By B. Raman
The next step in the case relating to the brutal gang rape and murder of a 23-year-old girl in New Delhi, who has passed away, is the investigation and prosecution of the six accused in quick time to ensure that justice is done to the Braveheart, whom the shocked nation looks upon as its daughter. Justice means their conviction and sentencing to the severest sentence possible under the existing laws.
The Government has done well to designate a Special Prosecutor to ensure the successful prosecution of the accused. For this purpose, the proposed Special Prosecutor should be given whatever manpower, resources, and expertise that he might require for a successful prosecution.
It would be unwise to be self-complacent thinking that since the accused have already confessed, getting them convicted should be no problem. There is every possibility of the accused retracting their confession as public memory and anger fades. It would be necessary to strengthen the other evidence that the police are able to collect to supplement the confessions.

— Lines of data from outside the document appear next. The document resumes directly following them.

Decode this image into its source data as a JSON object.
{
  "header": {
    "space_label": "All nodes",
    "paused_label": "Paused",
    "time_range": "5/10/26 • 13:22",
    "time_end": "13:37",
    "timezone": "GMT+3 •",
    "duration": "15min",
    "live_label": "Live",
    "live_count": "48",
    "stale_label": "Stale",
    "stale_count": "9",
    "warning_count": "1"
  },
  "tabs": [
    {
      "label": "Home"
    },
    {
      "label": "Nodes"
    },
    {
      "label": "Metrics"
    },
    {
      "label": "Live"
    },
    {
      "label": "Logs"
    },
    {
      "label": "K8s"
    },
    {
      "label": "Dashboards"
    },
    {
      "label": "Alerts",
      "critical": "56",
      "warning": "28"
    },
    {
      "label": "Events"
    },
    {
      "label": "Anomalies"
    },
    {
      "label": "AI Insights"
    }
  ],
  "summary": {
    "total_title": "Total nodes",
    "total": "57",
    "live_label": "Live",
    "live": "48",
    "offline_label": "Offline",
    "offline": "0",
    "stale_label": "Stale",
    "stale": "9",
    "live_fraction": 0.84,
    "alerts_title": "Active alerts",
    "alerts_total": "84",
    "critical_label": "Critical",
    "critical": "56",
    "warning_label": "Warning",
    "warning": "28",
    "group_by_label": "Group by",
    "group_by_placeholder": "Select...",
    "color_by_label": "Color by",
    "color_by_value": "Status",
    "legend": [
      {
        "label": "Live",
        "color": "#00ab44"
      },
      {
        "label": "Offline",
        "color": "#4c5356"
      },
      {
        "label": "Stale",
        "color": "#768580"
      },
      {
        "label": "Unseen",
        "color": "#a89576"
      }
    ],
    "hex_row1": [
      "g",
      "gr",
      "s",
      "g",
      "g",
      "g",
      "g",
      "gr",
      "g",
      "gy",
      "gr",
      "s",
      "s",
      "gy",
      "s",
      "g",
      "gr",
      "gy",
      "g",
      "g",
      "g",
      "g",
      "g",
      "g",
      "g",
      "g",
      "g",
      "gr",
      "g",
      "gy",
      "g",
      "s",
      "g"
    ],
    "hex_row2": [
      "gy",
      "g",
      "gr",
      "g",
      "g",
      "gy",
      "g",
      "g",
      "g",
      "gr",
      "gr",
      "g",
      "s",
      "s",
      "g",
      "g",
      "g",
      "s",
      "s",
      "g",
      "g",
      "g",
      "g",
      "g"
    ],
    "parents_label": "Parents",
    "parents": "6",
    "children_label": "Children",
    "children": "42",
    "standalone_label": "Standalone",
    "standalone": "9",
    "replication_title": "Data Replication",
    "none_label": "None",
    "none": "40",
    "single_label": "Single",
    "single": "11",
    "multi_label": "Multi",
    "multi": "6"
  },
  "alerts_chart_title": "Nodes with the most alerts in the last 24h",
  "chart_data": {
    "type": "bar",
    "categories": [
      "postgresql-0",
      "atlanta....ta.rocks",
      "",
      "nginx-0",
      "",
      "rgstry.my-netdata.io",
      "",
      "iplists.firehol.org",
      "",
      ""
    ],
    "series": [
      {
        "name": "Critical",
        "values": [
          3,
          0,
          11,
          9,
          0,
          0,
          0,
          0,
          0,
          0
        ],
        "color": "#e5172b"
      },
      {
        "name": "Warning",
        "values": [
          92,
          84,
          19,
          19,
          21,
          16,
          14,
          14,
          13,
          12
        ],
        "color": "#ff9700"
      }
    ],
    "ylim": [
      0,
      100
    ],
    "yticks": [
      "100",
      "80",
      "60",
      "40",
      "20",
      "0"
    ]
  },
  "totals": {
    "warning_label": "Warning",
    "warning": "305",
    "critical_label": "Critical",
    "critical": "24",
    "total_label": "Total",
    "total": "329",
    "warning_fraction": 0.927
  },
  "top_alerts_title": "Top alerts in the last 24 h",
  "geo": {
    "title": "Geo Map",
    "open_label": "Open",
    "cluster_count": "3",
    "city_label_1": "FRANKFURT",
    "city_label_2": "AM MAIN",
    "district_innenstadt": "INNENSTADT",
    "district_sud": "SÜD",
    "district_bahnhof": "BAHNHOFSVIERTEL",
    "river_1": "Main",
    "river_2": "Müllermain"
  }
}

Now that the girl is dead, the most important piece of evidence, inter alia, will be her dying declaration recorded before a magistrate in a New Delhi hospital and the medical findings of the doctors who treated her in New Delhi and Singapore. The Special Prosecutor and his staff should see that an iron-clad case is made out of such evidence which will withstand attempts that might be made by the lawyers of the accused to question their acceptability before the court.
The Special Prosecutor, his staff and the Police should not let themselves be taken by surprise by any attempts by the lawyers of the accused to question the reliability of the evidence.

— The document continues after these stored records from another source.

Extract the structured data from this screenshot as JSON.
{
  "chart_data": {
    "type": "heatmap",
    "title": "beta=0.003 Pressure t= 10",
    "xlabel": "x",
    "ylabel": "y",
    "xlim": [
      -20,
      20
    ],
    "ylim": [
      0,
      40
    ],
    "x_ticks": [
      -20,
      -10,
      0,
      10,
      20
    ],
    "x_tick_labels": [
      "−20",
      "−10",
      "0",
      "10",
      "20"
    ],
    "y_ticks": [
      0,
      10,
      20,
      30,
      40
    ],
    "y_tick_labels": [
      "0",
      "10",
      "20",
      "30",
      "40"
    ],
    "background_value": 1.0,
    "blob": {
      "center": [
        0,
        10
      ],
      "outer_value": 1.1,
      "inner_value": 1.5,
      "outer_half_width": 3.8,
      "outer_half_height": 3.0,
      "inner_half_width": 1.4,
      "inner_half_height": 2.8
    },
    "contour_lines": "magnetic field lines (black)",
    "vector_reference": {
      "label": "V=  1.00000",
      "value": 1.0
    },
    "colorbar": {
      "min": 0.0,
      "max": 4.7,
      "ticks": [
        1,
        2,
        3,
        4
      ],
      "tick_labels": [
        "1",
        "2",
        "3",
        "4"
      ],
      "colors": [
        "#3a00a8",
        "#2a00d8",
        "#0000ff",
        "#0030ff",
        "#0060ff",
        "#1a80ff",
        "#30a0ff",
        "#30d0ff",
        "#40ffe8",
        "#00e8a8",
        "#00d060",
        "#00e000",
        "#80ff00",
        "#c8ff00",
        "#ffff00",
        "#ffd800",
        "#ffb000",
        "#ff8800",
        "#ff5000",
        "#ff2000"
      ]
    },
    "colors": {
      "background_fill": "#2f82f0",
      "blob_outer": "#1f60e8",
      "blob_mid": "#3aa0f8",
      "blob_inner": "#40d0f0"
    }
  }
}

An equally urgent measure will be to strengthen physical security for women in public transport and in public places that are used by rapists to commit their crime. The Government has already announced certain measures such as verification of the character and antecedents of the staff of public transport and removal of the coloured windows of the buses.
While necessary, these measures alone would not be adequate. It is equally important to order that all public transport plying anywhere in Delhi between 7 PM and 7 AM would have a Constable and making the staff of the transport and their owners liable for criminal action if they ply a transport during these hours without a constable. All public places unfriendly and risky to women should be identified and static guards should be posted at all such places during these hours.
The number of additional constables and supervisory staff that would be required for this purpose should be estimated and a special sanction issued by the MHA for the recruitment and training of the additional staff needed for preventing crime against women.
The police regulations, manuals, operating procedures and training syllabi having a bearing on the prevention, investigation and prosecution of crime against women should be reviewed and updated in order to make them more women-focussed. There should be a separate training capsule on crime against women with a separate examination for joining the police at any level—from constables up to IPS officers.
A list of offences against women, which should be treated as heinous offences, needs to be drawn up and incorporated in the police regulations and manuals. All heinous offences against women should be liable to mandatory supervision by senior police officers of the rank of at least a Superintendent of Police.
It should be made obligatory for Station House Officers to record an FIR and start the investigation in respect of all crimes against women — whether heinous or not so. There should be a computerized data base of all crimes against women indicating the stage of investigation and prosecution in respect of each case.
Separate divisions on crime against women should be created in the office of the Commissioner of Police and in the office of the Secretary, Internal Security, of the MHA, and these should serve as the nodal points for monitoring all action against crime against women. Crime against women should be treated as seriously as terrorism with special squads for investigation and prosecution and special courts for trial.
The need for early implementation of the police reforms recommended by a committee set up by the Morarji Desai Government and subsequent bodies such as the National Security Advisory Board and the Special Task Force headed by Shri Naresh Chandra has been stressed by many. The implementation of the recommendations at the pan-Indian level has been tardy due to resistance from different State Governments and political parties. The delay in implementation at the pan-Indian level is likely to continue.
The Government should, therefore, separate the recommendations relating to the Delhi police from those relating to other States and set up a fast-track implementation mechanism. The Delhi Police cannot be compared to the police of other metropolitan cities. In addition to tasks relating to crime control and law and order, the Delhi Police performs important and sensitive tasks of a unique nature relating to VIP security, including security of visiting foreign VIPS, and diplomatic security.
While there should be no problem in transferring to the supervision of the Delhi State Government the tasks relating to crime control and law and order, the MHA has to have a say in the supervision of matters relating to VIP security and diplomatic security. If this is also transferred in toto to the State Government, problems of co-ordination and command and control could arise if different parties come to power in the Centre and the Delhi State.
Delhi, therefore, needs a separate policing architecture with the State Government having primacy of supervision in respect of crime and law and order and the MHA in respect of VIP and diplomatic security. All Governments which were in power in the Centre were opposed to changing the status quo in which the MHA has total control. The possibility of an alternate architecture with dual supervision had never been examined. The time has come for examining this.
The recent incidents of violence in New Delhi in the wake of the gang-rape incident highlighted the lack of sophistication in crowd control by the Delhi Police. Public were shocked by the crude manner in which the police officers, including the women police, handled women protesters. They used the same high-handed techniques against men as well as women. There is a need for a total revision of our crowd control techniques relating to men and women, in order to make them more sophisticated.